Australian writer, Hal Porter, writing in 1965, described the novel as "a superb and haunting work".

Not quite a critical response, but in his autobiography Flaws in the Glass, Australian Nobel Laureate Patrick White, writing of his experience of the Second World War says "Otherwise I had dried up. There were stirrings of what I had it in me to write if there were ever a peace, but that didn't seem likely. So I read. I read The Bible, literally from cover to cover. I read The peapickers and was filled with a longing for Australia, a country I saw through a childhood glow".

===Press opinions===
The following press opinions are from the dust jacket of the second edition published in 1958:
- Douglas Stewart in The Bulletin: "At once a unique refreshment of our literature that is a remarkable clarification of the Australian Image ... This author is as passionately sardonic as she is, in high moods, ecstatic ... What love of words and skill with words, what love of Australian earth and Australian people and skill in painting them, what rich humour and spiritual power have gone into it."
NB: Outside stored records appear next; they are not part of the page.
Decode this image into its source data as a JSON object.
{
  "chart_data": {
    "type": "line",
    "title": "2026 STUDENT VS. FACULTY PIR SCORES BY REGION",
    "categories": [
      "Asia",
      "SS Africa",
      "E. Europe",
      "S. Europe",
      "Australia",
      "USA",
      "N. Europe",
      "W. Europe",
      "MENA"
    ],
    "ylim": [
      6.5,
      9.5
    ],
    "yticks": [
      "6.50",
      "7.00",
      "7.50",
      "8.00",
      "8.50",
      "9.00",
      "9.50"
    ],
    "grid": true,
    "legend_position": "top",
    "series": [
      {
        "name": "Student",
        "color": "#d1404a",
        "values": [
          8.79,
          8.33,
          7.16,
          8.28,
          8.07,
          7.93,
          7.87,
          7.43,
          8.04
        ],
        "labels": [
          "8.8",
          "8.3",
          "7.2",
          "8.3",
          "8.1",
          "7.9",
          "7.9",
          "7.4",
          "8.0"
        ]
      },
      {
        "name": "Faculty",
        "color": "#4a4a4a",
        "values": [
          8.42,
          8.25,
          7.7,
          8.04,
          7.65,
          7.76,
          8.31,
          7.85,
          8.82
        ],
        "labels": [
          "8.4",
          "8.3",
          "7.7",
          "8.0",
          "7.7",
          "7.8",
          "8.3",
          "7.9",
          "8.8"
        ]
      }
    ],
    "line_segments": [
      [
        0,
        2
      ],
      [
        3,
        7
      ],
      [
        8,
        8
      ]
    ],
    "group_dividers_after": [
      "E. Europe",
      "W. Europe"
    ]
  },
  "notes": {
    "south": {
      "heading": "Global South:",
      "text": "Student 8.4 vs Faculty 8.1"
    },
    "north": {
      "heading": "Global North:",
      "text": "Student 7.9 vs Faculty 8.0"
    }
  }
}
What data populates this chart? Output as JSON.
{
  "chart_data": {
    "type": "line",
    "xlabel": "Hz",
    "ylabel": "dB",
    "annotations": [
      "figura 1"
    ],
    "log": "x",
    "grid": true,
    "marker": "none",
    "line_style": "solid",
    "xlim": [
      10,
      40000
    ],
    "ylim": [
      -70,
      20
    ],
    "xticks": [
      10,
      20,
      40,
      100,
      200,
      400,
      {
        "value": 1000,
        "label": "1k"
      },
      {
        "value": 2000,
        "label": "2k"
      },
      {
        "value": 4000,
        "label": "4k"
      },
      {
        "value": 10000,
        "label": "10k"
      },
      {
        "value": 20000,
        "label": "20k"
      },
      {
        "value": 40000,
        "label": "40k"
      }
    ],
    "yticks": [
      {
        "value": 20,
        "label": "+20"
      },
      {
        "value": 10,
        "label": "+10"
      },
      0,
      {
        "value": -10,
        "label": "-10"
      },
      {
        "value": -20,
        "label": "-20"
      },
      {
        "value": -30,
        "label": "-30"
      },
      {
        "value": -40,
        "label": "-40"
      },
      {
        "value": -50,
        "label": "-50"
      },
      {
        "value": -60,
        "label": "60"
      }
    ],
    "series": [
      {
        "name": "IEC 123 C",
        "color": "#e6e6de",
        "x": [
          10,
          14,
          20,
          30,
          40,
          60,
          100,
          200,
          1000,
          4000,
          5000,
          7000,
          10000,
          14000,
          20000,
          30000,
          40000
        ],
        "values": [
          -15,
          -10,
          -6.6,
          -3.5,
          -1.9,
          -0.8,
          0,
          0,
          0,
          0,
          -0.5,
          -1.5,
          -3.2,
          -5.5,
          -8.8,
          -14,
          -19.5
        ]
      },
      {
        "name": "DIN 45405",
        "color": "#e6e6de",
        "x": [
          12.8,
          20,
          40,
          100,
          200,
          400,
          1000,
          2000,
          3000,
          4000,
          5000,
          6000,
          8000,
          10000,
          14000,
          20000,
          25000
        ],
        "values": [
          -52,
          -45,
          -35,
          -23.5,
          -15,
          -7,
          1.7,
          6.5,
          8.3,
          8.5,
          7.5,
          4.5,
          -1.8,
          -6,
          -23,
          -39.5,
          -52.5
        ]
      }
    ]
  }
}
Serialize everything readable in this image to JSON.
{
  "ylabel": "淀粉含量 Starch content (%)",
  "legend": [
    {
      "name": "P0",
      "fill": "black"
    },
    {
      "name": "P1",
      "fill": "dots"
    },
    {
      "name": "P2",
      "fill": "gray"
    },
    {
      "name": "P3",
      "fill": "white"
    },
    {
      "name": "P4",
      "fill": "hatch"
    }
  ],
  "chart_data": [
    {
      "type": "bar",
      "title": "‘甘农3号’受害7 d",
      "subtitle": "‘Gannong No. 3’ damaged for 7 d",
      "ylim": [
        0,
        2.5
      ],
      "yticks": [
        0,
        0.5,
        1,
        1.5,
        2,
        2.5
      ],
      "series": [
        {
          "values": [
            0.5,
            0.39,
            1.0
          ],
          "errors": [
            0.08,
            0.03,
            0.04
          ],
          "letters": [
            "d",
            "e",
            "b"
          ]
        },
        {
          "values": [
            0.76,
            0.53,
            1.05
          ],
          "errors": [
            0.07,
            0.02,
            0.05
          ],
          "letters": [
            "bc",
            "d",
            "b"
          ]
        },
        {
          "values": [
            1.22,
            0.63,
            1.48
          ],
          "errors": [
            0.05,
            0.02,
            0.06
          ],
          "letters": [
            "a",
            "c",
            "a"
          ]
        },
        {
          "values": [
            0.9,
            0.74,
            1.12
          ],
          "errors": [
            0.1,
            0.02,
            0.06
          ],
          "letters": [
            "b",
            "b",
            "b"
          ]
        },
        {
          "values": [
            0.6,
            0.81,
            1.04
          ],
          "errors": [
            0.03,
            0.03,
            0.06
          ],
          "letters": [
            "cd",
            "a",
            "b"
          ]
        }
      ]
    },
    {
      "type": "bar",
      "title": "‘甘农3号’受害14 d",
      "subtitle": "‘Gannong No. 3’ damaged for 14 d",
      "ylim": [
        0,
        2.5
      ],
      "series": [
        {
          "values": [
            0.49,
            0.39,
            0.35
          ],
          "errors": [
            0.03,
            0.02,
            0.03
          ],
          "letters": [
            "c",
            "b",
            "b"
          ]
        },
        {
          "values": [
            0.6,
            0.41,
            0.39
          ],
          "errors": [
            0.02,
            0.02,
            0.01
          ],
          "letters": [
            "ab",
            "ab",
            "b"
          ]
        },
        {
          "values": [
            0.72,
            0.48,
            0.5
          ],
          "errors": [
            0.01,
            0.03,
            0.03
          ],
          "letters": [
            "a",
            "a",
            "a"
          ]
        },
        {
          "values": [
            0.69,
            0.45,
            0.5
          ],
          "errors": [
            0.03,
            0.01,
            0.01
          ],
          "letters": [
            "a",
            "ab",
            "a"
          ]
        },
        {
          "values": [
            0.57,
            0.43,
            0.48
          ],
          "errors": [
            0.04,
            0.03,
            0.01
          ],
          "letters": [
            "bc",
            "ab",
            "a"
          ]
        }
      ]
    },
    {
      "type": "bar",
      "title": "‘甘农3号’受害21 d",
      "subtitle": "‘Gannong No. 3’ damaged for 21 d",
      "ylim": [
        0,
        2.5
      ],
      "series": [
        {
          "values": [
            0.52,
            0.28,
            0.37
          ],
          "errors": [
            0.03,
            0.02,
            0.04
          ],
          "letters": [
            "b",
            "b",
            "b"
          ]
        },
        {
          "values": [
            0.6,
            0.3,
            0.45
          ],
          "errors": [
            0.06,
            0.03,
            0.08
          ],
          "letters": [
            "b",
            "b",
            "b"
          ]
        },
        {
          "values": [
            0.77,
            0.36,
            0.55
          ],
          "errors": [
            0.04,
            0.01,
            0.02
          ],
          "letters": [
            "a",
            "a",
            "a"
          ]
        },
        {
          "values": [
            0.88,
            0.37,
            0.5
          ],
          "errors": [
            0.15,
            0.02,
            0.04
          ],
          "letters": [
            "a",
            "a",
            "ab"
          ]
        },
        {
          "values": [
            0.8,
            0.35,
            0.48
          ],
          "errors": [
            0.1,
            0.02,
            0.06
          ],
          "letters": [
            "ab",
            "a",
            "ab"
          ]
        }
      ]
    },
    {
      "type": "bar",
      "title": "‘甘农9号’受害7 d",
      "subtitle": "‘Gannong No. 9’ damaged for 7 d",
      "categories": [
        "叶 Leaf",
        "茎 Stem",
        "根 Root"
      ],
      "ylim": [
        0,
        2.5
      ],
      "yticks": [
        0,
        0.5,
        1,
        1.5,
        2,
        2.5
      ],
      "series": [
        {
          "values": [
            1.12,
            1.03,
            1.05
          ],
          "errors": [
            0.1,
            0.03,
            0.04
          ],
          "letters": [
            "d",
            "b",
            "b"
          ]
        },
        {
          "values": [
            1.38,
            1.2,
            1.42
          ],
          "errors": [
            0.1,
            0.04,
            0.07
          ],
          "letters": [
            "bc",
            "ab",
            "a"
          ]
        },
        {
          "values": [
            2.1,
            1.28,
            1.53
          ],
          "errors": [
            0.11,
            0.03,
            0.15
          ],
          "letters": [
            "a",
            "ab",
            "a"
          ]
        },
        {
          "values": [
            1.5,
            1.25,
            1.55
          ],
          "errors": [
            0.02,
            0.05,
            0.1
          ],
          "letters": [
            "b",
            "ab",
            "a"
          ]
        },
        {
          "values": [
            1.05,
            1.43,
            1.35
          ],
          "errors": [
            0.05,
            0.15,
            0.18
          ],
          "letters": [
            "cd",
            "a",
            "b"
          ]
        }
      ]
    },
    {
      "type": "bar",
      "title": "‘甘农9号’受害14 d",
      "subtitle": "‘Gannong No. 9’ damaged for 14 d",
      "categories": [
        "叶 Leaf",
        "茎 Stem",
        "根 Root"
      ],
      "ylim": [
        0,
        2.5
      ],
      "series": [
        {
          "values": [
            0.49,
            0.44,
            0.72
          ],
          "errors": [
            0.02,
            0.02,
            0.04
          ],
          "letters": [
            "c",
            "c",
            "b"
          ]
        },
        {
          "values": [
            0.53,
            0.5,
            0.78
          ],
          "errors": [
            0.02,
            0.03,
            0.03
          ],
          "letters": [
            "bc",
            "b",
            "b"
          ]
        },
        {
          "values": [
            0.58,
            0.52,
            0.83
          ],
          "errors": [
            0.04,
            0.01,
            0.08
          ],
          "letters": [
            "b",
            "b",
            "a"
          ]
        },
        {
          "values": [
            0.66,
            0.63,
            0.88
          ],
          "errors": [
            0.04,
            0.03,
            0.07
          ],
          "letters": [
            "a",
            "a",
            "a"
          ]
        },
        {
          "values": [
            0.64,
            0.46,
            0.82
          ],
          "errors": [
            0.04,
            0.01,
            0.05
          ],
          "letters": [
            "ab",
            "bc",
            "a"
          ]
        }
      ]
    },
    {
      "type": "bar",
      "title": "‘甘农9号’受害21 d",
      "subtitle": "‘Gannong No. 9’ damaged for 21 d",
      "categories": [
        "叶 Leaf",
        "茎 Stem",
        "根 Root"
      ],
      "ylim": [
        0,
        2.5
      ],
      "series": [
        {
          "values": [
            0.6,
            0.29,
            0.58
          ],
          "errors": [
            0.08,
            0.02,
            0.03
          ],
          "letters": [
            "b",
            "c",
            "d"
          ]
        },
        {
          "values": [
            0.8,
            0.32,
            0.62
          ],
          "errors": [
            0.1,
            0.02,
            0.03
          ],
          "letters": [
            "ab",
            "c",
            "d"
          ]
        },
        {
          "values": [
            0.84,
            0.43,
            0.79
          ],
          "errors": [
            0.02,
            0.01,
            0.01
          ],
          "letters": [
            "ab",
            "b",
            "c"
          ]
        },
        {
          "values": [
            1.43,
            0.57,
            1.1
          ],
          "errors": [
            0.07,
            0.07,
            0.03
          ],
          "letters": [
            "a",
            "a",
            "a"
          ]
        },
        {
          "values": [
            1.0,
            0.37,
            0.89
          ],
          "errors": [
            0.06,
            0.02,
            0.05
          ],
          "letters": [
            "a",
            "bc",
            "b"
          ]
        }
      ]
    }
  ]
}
- Frank Dalby Davison in The Bulletin: "It has the dew on it. It contributes something fresh to Australian literature. It is rare. I think it will be cherished."
- From Brisbane's Telegraph: "It is an astonishing book ... an achievement in the picaresque narrative ... a rich fecundity of descriptive imagination and poetic invention."
- From New York Times Book Review: "The peculiar charm of this book is the Puckish laugh and the rich, earthy figures in which it exults."
- From The Sydney Morning Herald: "Youth is the keynote of this novel. Youth with all its charm and all its faults: warmth and abandon, egotism and garrulousness ... Miss Langley has an excellent sense of humour."
- From Melbourne's Argus: "The descriptive background is too vivid and the character sketching too firm and sure for any other source than real life."